Friday, September 12, 2008

Do the Puyallup

I know the fair is going on back home; you know, that little taste of Americana that comes around once a year to help us say goodbye to summer? I didn’t think I’d miss it as much as I am…I could really go for a fair scone right now. There is nothing quite so bad-for-you-it’s-good as a fair scone oozing raspberry jam and butter. When the sun goes down and the rides light up the night, it’s pure youthful magic. Walking through the barns, it’s wonderful to see that, even as farmland continues to disappear in the Puget Sound area, a new generation of ranchers and farmers are continuing the great agricultural traditions that were the impetus for the first fair back in October of 1900. Plus, they sell the wackiest stuff at the fair and it's fun to see what new, useless items will be up for sale by a British guy with a headset (there must be some market research showing that the Brit accent sells in the US, because it seems like every other booth has an Englishman hocking their wares).

What I wouldn’t do just to have some trademark fair smells in my neighborhood….

Morning found us calmly unaware

I have mixed feelings about the impending close of summer and onset of fall. On the one hand, there are few things better than bidding farewell to another sticky New York City summer. On the other, summer has so many associations that connote happiness--long days, beaches, outdoor dining, ice cream, free concerts. And yet the autumn is perhaps the best time of the year in the city, what with the leaves beginning to turn into their brilliant palate of colors, mild temperatures that make for amazing days outdoors, and that long-awaited discovery that soup has become palatable again.

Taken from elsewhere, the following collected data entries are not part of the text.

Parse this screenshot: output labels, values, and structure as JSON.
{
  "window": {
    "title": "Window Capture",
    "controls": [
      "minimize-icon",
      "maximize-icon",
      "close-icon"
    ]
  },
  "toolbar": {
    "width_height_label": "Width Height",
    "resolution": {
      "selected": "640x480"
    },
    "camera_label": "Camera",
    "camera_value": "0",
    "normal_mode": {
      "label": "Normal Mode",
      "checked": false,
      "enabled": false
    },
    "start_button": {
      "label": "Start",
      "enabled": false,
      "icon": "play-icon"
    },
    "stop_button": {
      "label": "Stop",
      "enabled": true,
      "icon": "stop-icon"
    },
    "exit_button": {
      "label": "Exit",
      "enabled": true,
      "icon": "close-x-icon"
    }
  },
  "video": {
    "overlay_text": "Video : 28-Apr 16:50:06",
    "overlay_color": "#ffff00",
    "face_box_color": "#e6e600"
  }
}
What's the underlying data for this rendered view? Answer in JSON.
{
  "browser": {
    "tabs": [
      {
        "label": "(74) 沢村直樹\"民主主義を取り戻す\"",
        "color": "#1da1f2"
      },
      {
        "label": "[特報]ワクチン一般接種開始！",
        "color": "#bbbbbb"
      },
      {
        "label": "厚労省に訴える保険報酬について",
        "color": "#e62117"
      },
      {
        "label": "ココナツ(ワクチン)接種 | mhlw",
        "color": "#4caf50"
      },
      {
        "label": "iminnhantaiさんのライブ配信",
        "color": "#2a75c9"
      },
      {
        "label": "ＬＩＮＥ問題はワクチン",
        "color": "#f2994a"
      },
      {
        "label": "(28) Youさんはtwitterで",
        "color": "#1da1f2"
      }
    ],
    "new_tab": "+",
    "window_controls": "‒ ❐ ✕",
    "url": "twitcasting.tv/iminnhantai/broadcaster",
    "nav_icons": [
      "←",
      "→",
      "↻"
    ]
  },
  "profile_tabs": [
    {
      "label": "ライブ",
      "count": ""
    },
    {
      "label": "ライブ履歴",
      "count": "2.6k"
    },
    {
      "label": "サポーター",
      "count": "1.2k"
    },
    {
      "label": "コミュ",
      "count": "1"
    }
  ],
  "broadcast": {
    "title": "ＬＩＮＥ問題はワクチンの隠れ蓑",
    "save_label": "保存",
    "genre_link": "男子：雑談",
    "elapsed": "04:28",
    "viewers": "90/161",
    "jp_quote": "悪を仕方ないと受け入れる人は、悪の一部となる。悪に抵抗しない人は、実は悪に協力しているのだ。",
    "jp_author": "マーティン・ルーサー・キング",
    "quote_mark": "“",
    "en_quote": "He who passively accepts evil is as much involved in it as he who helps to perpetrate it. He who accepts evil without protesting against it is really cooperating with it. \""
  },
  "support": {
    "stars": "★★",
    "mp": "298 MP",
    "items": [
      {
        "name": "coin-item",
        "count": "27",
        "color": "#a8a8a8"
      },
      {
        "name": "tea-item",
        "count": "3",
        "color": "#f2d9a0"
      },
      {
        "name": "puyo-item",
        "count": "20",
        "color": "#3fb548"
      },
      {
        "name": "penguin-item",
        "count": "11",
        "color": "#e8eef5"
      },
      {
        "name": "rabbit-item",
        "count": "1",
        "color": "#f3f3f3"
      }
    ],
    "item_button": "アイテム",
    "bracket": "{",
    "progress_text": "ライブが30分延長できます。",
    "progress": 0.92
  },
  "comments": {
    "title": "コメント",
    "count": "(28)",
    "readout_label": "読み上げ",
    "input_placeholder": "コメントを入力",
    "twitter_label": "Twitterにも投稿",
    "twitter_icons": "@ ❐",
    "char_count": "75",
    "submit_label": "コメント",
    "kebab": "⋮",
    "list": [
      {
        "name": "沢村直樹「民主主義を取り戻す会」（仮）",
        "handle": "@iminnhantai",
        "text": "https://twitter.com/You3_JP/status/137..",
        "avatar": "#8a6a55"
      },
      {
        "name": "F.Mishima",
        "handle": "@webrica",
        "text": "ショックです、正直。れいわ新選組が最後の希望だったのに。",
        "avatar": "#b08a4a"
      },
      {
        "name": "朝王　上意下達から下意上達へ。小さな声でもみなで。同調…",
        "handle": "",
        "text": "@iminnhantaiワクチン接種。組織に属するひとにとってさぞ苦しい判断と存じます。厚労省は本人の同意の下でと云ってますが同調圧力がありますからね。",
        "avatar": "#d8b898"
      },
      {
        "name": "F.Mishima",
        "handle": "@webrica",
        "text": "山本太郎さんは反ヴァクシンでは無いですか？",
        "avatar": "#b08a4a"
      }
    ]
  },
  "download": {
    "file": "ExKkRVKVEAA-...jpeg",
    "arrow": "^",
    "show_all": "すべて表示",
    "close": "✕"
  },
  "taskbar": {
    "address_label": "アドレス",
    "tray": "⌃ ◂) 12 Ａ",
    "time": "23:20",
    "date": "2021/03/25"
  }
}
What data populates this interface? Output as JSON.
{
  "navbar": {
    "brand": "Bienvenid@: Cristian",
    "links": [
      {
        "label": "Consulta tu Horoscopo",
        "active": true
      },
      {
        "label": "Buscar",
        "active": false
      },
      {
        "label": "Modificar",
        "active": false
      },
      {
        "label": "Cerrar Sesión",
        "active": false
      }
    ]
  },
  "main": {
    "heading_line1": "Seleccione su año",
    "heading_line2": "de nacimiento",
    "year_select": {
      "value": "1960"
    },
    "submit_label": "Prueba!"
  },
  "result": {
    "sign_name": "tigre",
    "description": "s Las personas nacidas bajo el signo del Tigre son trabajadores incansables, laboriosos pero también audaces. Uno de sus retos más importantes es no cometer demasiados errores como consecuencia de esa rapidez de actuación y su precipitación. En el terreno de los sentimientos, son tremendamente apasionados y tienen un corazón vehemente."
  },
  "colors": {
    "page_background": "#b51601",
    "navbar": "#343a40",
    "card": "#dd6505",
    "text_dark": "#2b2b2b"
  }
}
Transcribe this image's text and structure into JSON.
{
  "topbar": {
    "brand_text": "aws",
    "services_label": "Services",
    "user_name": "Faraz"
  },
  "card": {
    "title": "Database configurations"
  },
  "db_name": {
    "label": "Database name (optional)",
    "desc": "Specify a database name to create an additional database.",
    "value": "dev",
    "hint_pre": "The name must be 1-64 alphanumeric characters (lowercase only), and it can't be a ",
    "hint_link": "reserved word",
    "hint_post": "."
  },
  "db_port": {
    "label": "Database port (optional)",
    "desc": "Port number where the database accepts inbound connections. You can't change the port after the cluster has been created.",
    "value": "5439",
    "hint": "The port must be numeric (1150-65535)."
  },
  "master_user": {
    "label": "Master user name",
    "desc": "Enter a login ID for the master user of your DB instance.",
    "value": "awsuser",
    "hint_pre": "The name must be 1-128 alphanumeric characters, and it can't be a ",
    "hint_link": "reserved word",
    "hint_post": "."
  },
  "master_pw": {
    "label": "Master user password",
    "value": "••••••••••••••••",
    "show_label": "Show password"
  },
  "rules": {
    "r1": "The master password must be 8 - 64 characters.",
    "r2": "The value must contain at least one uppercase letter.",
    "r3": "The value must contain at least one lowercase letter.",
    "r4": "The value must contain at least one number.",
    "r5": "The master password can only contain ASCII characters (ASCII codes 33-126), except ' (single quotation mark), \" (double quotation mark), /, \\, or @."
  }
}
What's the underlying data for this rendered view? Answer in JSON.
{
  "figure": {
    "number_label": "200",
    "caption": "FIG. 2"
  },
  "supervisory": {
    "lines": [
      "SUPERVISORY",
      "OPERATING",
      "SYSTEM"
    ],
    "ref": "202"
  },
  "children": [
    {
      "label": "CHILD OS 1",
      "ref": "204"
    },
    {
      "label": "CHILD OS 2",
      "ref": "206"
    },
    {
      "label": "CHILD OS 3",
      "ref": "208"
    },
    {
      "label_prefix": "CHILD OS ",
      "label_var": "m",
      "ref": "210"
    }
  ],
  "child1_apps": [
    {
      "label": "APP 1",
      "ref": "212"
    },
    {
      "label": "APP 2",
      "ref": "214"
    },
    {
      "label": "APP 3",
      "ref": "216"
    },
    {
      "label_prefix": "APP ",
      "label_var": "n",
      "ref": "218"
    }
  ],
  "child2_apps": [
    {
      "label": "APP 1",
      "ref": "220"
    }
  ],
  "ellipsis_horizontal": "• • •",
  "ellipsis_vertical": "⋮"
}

Now for someone with whom to share these simple delights….

Thursday, September 11, 2008

Where do you get that walk oh so lean?

The average New Yorker walks more than a mile, and often 2-4 miles, per day. All this pedestrian movement provides ample opportunity for observing and, yes, judging, the way that people in this city walk. There are fast walkers, weaving in and out of people on the sidewalk, visibly and sometimes vocally frustrated when stuck behind a gaggle of slow walkers who take up the entire 12-foot sidewalks. The aforementioned slow walkers more often than not travel in packs and spread out, making passing impossible or requiring a perilous jaunt into traffic to get around them; tourists are their own sub-category of slow walkers, stopping every ten feet to look up or consult a map. There are lopers, who have a large stride and move their arms in long, exaggerated arcs. Shufflers barely pick up their feet, and a rhythmic scratching of shoe on pavement follows them wherever they go. Heavyset people often lumber down the sidewalk, seeming to shift their entire weight from one leg to the other with each step. Women in high heels click their way up the block while flip-floppers smack their way down avenues. Young people take subway stairs two or three at a time, while the elderly cling to the rail and drag themselves up one step at a time.

It’s rather like the freeway without vehicles.